The fundamental philosophy advocated by the FAST is the use of:
1. Areas of Change (or similar catalogs of emerging phenomena within a particular discipline in aviation) and
2. An objective methodology to prioritize the AoCs and their associated hazards.
Such a methodology incorporating both subject matter assessments and quantitative data is one of the few practical ways to highlight the real, emerging issues that will face the aerospace industry in the future. Changes can introduce both safety risks (or issues) and/or risk controls because of planned, “piloted” changes such as SESAR/Next Gen by aviation stakeholders. Other, more-subjective means may not arrive at credible predictions for a variety of reasons, mostly because of personal predispositions, confirmation bias, recency effects and black swans (1).
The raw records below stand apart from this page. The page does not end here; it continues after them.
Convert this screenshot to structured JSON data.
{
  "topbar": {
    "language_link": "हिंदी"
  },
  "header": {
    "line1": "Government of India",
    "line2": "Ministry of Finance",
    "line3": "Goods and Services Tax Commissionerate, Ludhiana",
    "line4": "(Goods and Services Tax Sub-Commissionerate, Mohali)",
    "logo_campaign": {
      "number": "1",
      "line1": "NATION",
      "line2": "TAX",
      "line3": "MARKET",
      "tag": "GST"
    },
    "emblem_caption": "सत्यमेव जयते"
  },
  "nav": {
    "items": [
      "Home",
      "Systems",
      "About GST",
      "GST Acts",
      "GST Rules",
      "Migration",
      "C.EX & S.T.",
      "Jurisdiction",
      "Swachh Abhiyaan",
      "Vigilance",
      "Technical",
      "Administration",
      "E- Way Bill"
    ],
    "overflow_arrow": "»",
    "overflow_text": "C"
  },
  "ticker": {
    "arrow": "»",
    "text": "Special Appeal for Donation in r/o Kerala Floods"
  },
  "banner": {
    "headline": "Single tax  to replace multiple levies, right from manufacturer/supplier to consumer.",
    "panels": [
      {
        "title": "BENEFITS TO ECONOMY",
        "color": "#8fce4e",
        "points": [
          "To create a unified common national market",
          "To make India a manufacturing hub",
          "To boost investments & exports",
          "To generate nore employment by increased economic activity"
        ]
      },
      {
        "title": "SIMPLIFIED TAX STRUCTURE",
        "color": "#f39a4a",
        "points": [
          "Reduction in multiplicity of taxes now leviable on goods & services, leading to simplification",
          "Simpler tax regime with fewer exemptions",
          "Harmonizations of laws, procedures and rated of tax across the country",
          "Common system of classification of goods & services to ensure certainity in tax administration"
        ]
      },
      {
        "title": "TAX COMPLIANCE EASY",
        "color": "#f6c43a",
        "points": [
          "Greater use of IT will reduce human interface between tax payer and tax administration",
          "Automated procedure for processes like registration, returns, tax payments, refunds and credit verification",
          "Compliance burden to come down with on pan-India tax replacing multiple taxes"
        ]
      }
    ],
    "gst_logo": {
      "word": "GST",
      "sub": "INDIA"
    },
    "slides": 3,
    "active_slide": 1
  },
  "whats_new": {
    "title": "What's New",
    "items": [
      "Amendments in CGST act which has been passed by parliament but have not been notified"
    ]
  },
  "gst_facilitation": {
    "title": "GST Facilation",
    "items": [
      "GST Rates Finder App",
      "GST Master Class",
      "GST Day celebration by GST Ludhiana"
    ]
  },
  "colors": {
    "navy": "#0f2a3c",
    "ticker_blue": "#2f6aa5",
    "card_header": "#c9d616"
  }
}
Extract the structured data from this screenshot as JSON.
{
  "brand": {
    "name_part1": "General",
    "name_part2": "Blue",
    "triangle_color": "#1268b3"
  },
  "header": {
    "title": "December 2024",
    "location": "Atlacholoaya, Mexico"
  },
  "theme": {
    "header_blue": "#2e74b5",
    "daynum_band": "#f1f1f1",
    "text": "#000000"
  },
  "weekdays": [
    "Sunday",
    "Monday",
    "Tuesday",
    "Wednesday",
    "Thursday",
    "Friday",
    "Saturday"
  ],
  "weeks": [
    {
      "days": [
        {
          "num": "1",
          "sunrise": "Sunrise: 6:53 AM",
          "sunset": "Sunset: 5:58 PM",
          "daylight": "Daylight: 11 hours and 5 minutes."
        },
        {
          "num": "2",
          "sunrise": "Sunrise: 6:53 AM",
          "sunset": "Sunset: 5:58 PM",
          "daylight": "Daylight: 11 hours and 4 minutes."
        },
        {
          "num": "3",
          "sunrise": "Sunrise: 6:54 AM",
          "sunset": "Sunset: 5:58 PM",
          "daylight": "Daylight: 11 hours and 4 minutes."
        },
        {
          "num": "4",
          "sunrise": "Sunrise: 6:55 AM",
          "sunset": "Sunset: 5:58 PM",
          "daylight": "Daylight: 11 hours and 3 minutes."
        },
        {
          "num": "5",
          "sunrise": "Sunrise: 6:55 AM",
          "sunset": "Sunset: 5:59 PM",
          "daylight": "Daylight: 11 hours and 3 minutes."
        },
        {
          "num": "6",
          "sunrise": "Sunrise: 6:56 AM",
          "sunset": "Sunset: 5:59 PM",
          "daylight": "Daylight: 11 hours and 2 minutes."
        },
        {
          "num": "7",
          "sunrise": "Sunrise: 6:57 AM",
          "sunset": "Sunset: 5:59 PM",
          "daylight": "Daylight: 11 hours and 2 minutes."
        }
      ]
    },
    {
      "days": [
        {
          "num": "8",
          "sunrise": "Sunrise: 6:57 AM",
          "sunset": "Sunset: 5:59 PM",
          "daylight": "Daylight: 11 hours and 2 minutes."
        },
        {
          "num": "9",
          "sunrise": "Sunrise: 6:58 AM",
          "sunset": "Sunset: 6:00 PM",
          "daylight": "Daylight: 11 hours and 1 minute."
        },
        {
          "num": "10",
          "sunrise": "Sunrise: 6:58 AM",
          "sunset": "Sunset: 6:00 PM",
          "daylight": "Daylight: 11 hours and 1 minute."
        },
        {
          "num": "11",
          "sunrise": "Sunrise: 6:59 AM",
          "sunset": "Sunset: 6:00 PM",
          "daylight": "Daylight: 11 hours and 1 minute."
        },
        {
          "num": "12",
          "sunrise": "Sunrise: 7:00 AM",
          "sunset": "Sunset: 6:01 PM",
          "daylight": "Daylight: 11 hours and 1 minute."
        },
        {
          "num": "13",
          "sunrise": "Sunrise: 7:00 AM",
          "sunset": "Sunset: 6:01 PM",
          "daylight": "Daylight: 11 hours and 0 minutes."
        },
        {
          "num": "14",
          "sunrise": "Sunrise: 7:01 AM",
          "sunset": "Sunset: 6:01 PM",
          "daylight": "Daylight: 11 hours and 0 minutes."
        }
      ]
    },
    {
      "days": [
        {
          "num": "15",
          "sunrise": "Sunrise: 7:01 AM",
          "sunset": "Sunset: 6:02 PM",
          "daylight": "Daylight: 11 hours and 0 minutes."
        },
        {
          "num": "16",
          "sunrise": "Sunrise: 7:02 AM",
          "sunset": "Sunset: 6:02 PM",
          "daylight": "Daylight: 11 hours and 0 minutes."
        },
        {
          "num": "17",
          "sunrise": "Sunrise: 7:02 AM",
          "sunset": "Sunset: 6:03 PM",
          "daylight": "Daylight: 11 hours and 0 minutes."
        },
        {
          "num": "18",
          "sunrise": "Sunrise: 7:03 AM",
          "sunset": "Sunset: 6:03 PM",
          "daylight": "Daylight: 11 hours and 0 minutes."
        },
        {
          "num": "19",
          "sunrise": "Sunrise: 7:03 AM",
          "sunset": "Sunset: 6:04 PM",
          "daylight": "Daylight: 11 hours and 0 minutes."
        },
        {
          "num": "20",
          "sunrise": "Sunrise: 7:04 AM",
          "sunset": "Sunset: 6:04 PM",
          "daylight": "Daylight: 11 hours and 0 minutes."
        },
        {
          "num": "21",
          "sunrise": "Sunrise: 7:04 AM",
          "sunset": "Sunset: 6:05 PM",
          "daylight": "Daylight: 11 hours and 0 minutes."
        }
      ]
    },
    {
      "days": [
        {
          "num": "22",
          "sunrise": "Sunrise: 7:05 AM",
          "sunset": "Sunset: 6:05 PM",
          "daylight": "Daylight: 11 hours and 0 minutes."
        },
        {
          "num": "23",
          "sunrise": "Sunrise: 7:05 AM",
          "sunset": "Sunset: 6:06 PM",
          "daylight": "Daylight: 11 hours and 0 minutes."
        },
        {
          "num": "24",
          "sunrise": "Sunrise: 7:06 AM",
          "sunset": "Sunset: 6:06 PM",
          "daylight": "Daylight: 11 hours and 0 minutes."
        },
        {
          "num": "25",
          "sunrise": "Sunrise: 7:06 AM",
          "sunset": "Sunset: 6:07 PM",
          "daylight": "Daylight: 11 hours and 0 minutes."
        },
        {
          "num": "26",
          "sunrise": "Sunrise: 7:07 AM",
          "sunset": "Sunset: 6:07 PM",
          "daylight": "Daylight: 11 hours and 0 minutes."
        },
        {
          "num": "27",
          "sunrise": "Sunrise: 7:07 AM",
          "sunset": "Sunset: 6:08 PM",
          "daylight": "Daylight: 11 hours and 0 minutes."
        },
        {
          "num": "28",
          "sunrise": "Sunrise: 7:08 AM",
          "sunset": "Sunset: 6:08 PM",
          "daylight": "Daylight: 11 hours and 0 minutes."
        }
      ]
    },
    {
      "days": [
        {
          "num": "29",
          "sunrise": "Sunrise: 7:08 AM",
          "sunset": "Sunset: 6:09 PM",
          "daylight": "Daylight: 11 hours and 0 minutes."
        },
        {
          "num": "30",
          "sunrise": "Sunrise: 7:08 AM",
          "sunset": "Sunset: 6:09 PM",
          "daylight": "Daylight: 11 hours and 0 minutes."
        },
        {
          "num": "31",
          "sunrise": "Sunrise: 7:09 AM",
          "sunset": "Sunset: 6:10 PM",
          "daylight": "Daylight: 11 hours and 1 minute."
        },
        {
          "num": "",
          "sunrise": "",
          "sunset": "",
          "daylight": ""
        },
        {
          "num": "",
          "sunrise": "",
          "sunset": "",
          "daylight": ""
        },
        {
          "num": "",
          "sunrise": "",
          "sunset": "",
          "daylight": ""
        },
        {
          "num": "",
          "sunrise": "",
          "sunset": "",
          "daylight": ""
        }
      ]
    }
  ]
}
FAST plans to make use of the extensive experience of aviation safety practitioners and front-line personnel to be able to describe future hazards in the absence of future data, this two-track approach will be further outlined in a white paper. This same expert opinion can also reveal interaction effects among changes and operational environments through systematic evaluation of the major changes internal and external to aviation. The FAST forward plan is as follows:
- Update & refresh the current AoC list, see http://www.nlr-atsi.nl/fast/aoc/;
- In order to perform a new prioritization, will make an AHP web based tool available to solicit maximum buy- in from experts;
- The results of the prioritization will be published in a report & presentation on the FAST website, see http://www.nlr-atsi.nl/fast/
FAST is ready to support other prospective safety efforts.
- Support/Input to Emerging Risk section of the European Aviation Safety Plan (EASp)
- Support analysis of the comprehensive set of current safety systems in aviation for the NASA Integrated Systems Analysis & Assessment Capability (ISAAC) team.
Questions can be sent to any or all of the following persons:
- Brian E. Smith - Smith, Brian E. (ARC-TH) email@example.com;
- Roelen, Alfred Alfred.Roelen@nlr.nl;
- Rudi den Hertog firstname.lastname@example.org;
1) A Black Swan is defined as a random event satisfying the following three properties (Taleb, 2004): large impact, incomputable probabilities, and surprise. First, the occurrence has a disproportionately large impact- the impact being extremely large, no matter how low the associated probability. The expected impact times its probability, if quantified, would be significant. Second, the events have a small but incomputable probability based on prior information. Third, a vicious property is its surprise effect: at a given time of observation there is no convincing set of pre cursors pointing to an increased likelihood of the event.